その頃の社会の中には、子供にはなんだかよく分からない大人だけの居場所があった。スナックなどは小さな私にとって、怖いと同時にどこか憧れの場所でもあった。大人になるとは、おそらく重荷を背負って我慢することなのだろうと思わせるさまざまな徴がそこかしこに存在していた。そして、そういう重荷を時に肩から下ろす場所が社会の中に用意されていたように思う。
しかし、今は大人になれなくなった時代だと言われる。これは思想史では「ポスト・モダン」という(かなり使い古された)言葉と関係している。ポスト・モダンという時代の特徴は「大きな物語」が終焉だ、と言われる。大きな物語とは、皆がそれを信じ、それを前提に考え、行動する常識のようなものだ。(ちゃんと理解したい人はリオタールの『ポスト・モダンの条件』や現代思想周りの概説書をチェックしてください。)
かつては、人間の社会はより未発達な状態からより発展した社会へ進んでいるという「物語」を皆が信じていたし、誰もがその物語の登場人物として振る舞っていた。新しい技術は人間社会をより豊かにし、昨日と比べて今日の世界はより良くなっていると信じることができた。
しかし、そうした皆が信じられる物語が崩壊してしまった。それがポスト・モダンだ。皆が共有している物語が無くなった。これは一時期、解放的なことだと考えられ、喜ばれた。確かに、「女性は家で育児と家事に専念するのが当たり前」というようなかつての物語の崩壊は女性の権利運動にとって喜ばしいことであるには違いない。
だがこれは同時に大人が消滅した、ということでもある。かつては大人の女性とは結婚し、家庭を持つ人物のことだったが、そのような女性像が否定され、多様な生き方を肯定した結果、いわゆる「大人」という存在が社会から消えたのだ。
私はなにも、昔のような社会に戻るべきだと言いたいわけではない。そんなことは出来ないし、すべきでは無いだろう。しかし、どこかで昔とは違うやり方で「大人になる」ことが必要だろうとも考えている。
かつては大人になるということは、「折り合いをつける」ことだった。女性であれば、やりたい事を我慢し、皆が信じる物語の中の女性像と折り合いをつける。働きたいのを我慢し、結婚し子を産む。自分を社会に合わせる、個人の生を社会の物語に合わせることが大人になることだった。
以前の社会では抑圧が大人を形作ってきた。それに対して今の社会は抑圧から解放されつつあるかに見える。

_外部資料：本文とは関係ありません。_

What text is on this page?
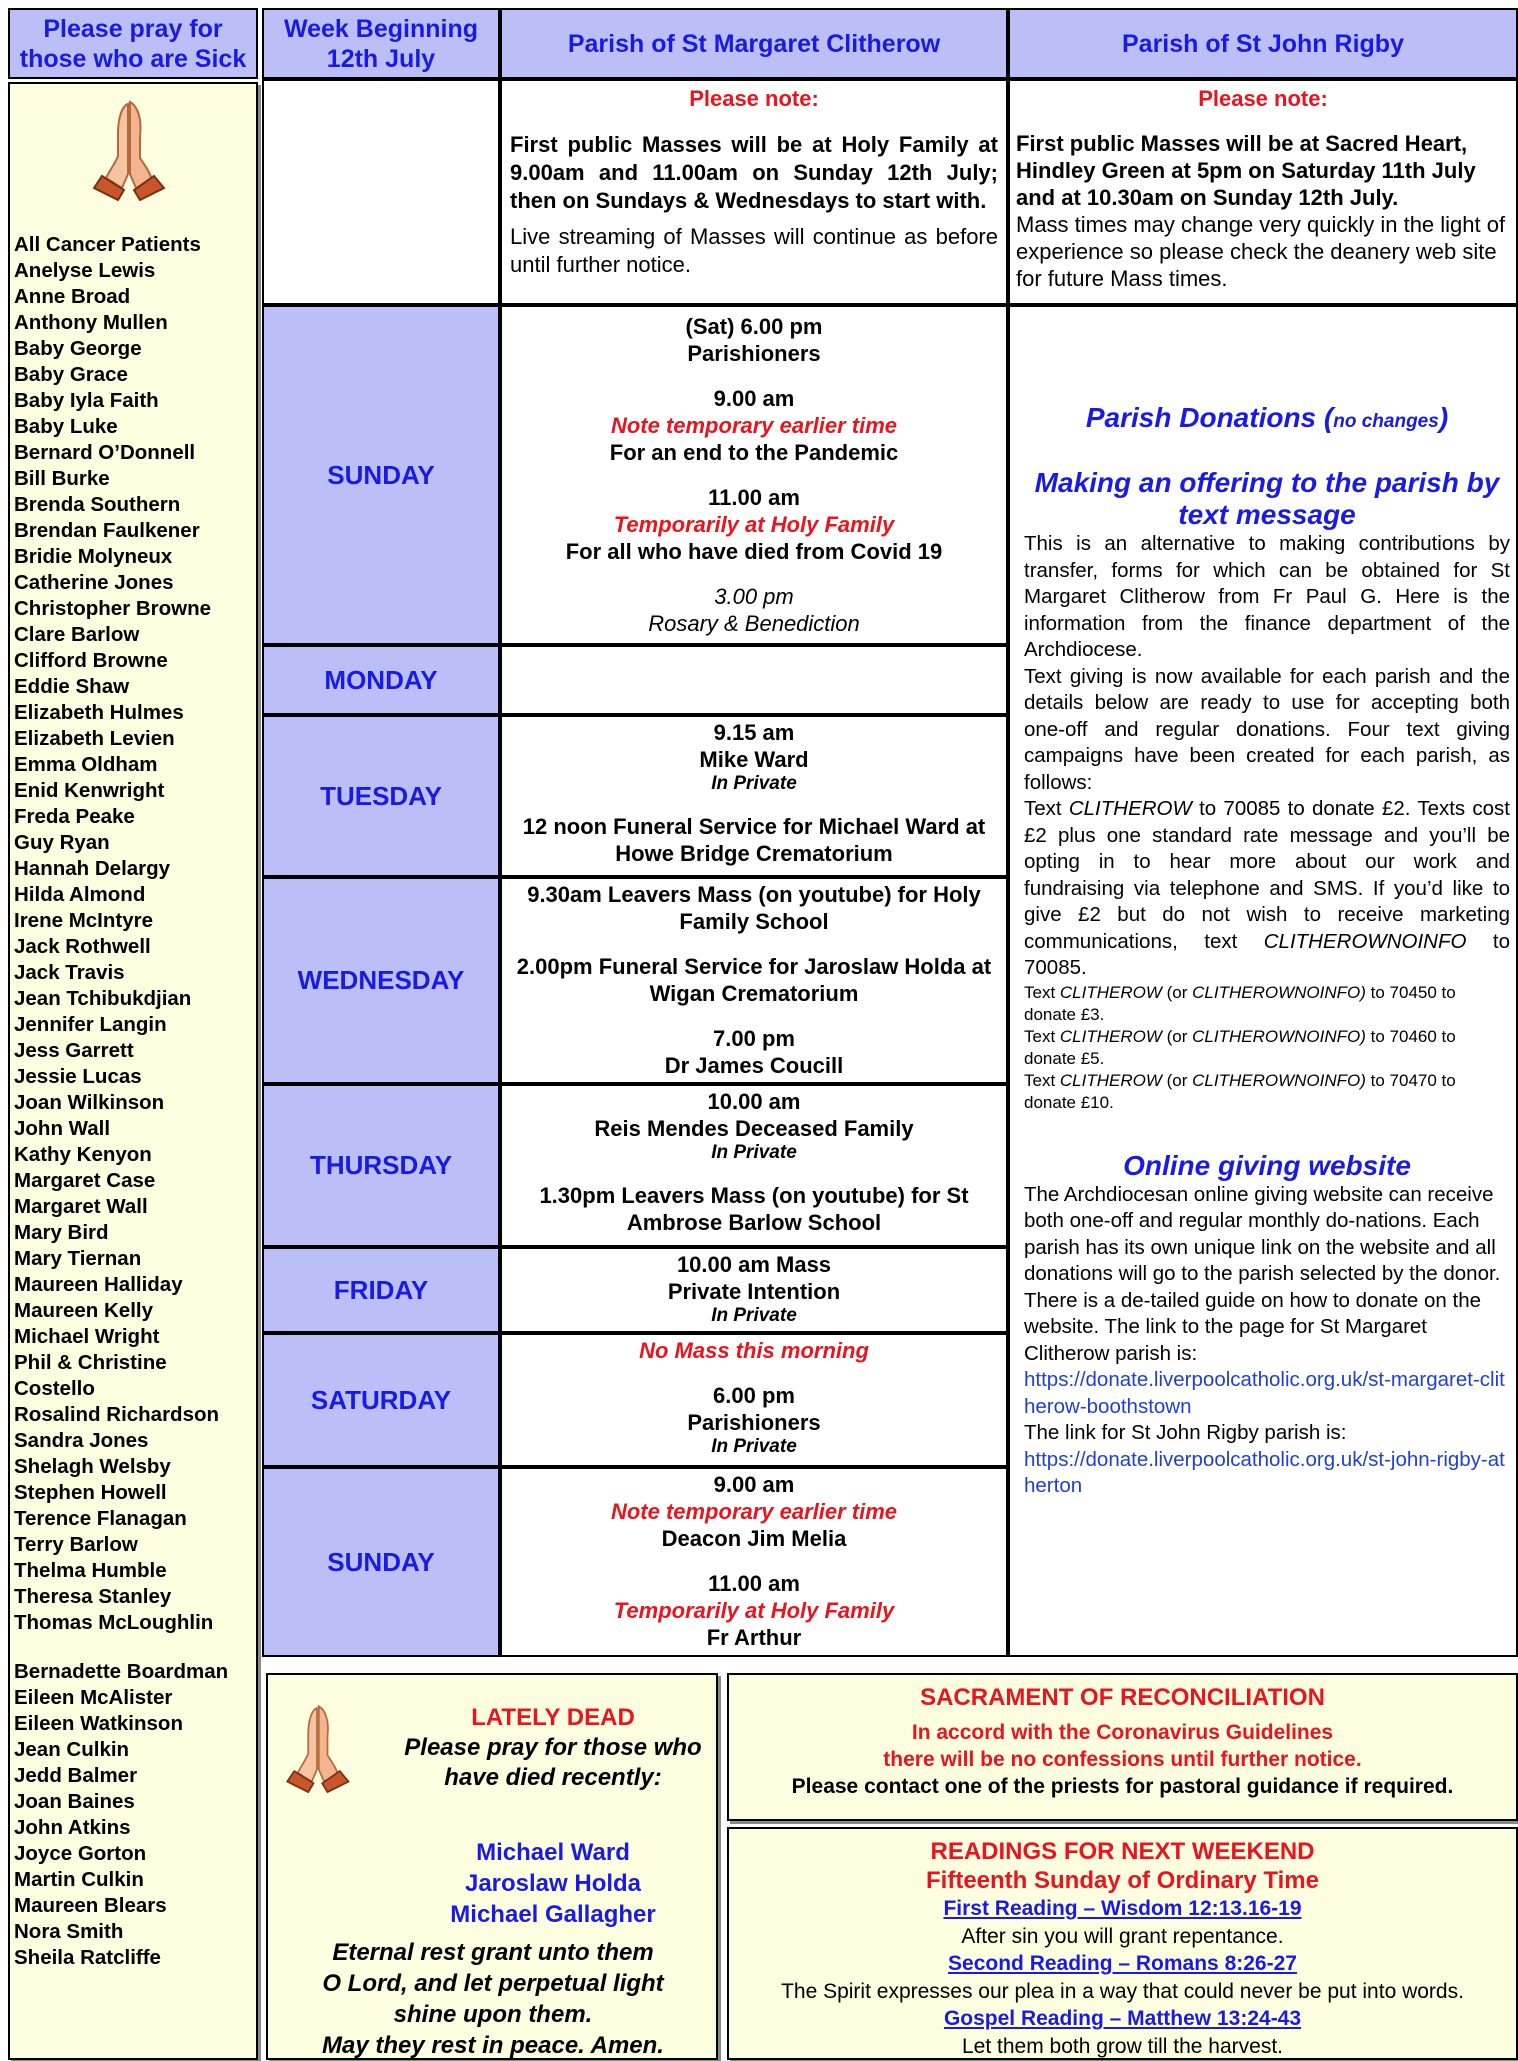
Please pray for
those who are Sick
All Cancer Patients
Anelyse Lewis
Anne Broad
Anthony Mullen
Baby George
Baby Grace
Baby Iyla Faith
Baby Luke
Bernard O’Donnell
Bill Burke
Brenda Southern
Brendan Faulkener
Bridie Molyneux
Catherine Jones
Christopher Browne
Clare Barlow
Clifford Browne
Eddie Shaw
Elizabeth Hulmes
Elizabeth Levien
Emma Oldham
Enid Kenwright
Freda Peake
Guy Ryan
Hannah Delargy
Hilda Almond
Irene McIntyre
Jack Rothwell
Jack Travis
Jean Tchibukdjian
Jennifer Langin
Jess Garrett
Jessie Lucas
Joan Wilkinson
John Wall
Kathy Kenyon
Margaret Case
Margaret Wall
Mary Bird
Mary Tiernan
Maureen Halliday
Maureen Kelly
Michael Wright
Phil & Christine
Costello
Rosalind Richardson
Sandra Jones
Shelagh Welsby
Stephen Howell
Terence Flanagan
Terry Barlow
Thelma Humble
Theresa Stanley
Thomas McLoughlin
Bernadette Boardman
Eileen McAlister
Eileen Watkinson
Jean Culkin
Jedd Balmer
Joan Baines
John Atkins
Joyce Gorton
Martin Culkin
Maureen Blears
Nora Smith
Sheila Ratcliffe
Week Beginning
12th July
Parish of St Margaret Clitherow	Parish of St John Rigby
Please note:
First public Masses will be at Holy Family at 9.00am and 11.00am on Sunday 12th July; then on Sundays & Wednesdays to start with.
Live streaming of Masses will continue as before until further notice.
Please note:
First public Masses will be at Sacred Heart, Hindley Green at 5pm on Saturday 11th July and at 10.30am on Sunday 12th July.
Mass times may change very quickly in the light of experience so please check the deanery web site for future Mass times.
SUNDAY
MONDAY
TUESDAY
WEDNESDAY
THURSDAY
FRIDAY
SATURDAY
SUNDAY
(Sat) 6.00 pm
Parishioners
9.00 am
Note temporary earlier time
For an end to the Pandemic
11.00 am
Temporarily at Holy Family
For all who have died from Covid 19
3.00 pm
Rosary & Benediction
9.15 am
Mike Ward
In Private
12 noon Funeral Service for Michael Ward at Howe Bridge Crematorium
9.30am Leavers Mass (on youtube) for Holy Family School
2.00pm Funeral Service for Jaroslaw Holda at Wigan Crematorium
7.00 pm
Dr James Coucill
10.00 am
Reis Mendes Deceased Family
In Private
1.30pm Leavers Mass (on youtube) for St Ambrose Barlow School
10.00 am Mass
Private Intention
In Private
No Mass this morning
6.00 pm
Parishioners
In Private
9.00 am
Note temporary earlier time
Deacon Jim Melia
11.00 am
Temporarily at Holy Family
Fr Arthur
Parish Donations (no changes)
Making an offering to the parish by text message
This is an alternative to making contributions by transfer, forms for which can be obtained for St Margaret Clitherow from Fr Paul G. Here is the information from the finance department of the Archdiocese.
Text giving is now available for each parish and the details below are ready to use for accepting both one-off and regular donations. Four text giving campaigns have been created for each parish, as follows:
Text CLITHEROW to 70085 to donate £2. Texts cost £2 plus one standard rate message and you’ll be opting in to hear more about our work and fundraising via telephone and SMS. If you’d like to give £2 but do not wish to receive marketing communications, text CLITHEROWNOINFO to 70085.
Text CLITHEROW (or CLITHEROWNOINFO) to 70450 to donate £3.
Text CLITHEROW (or CLITHEROWNOINFO) to 70460 to donate £5.
Text CLITHEROW (or CLITHEROWNOINFO) to 70470 to donate £10.
Online giving website
The Archdiocesan online giving website can receive both one-off and regular monthly do-nations. Each parish has its own unique link on the website and all donations will go to the parish selected by the donor. There is a de-tailed guide on how to donate on the website. The link to the page for St Margaret Clitherow parish is:
https://donate.liverpoolcatholic.org.uk/st-margaret-clitherow-boothstown
The link for St John Rigby parish is:
https://donate.liverpoolcatholic.org.uk/st-john-rigby-atherton
LATELY DEAD
Please pray for those who have died recently:
Michael Ward
Jaroslaw Holda
Michael Gallagher
Eternal rest grant unto them
O Lord, and let perpetual light
shine upon them.
May they rest in peace. Amen.
SACRAMENT OF RECONCILIATION
In accord with the Coronavirus Guidelines
there will be no confessions until further notice.
Please contact one of the priests for pastoral guidance if required.
READINGS FOR NEXT WEEKEND
Fifteenth Sunday of Ordinary Time
First Reading – Wisdom 12:13.16-19
After sin you will grant repentance.
Second Reading – Romans 8:26-27
The Spirit expresses our plea in a way that could never be put into words.
Gospel Reading – Matthew 13:24-43
Let them both grow till the harvest.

会社の飲み会は強制参加ではないし、好きなように生きようと思えばそうできるようになってきているのは確かだ。しかし、皆が納得できるストーリーを失った後、どんな物語にも属さない個人は生き残れるのだろうか。
今は、かつて皆が信じていた「進歩」・「経済成長」・「物質的豊かさ」といったストーリーを頭から信じる人はあまりいないだろう。しかし、その代わりにフェミニズム・LGBT・BLMさらにはアニマルライツのような「権利の平等」、「田舎暮らしの豊かさ」などさまざまな小さなストーリーが乱立している。
いまは個人個人が自分の好みに合ったストーリーを選択し、そのストーリーの中を生きる時代になった。大きな物語が全員に強制されていたのと異なり、小さな物語は個人の選択したものだ。これは本当に解放的な事態なのだろうか。
私はこれはいささか逃げ場のない社会ではないかと思う。個人の人生が自発的選択によって営まれるという考えは、一切の責任を個人に押し付けることになりはしないだろうか。「田舎の豊かさ」を信じ、移住したが、どうも上手くいかない。この責任はそのような生き方を選択した個人に帰せられることになる。
一切の強制が無くなった代わりに、全てが自己責任になった社会。今はスナックで、「こんなはずじゃなかった」と愚痴をこぼすことすら出来なくなった社会なのだ。なぜなら、そうした状況を招いた責任はあなたにあるということになってしまうからだ。かつての大人たちには逃げ場があった。
各々が自分の好きな信念を選択できるのは良いことだろう。noteでも大人になる事を否定したり、疑問視する文章を良く見かける。しかし、そうした自由と引き換えに失ったものについて考えることも必要ではないだろうか。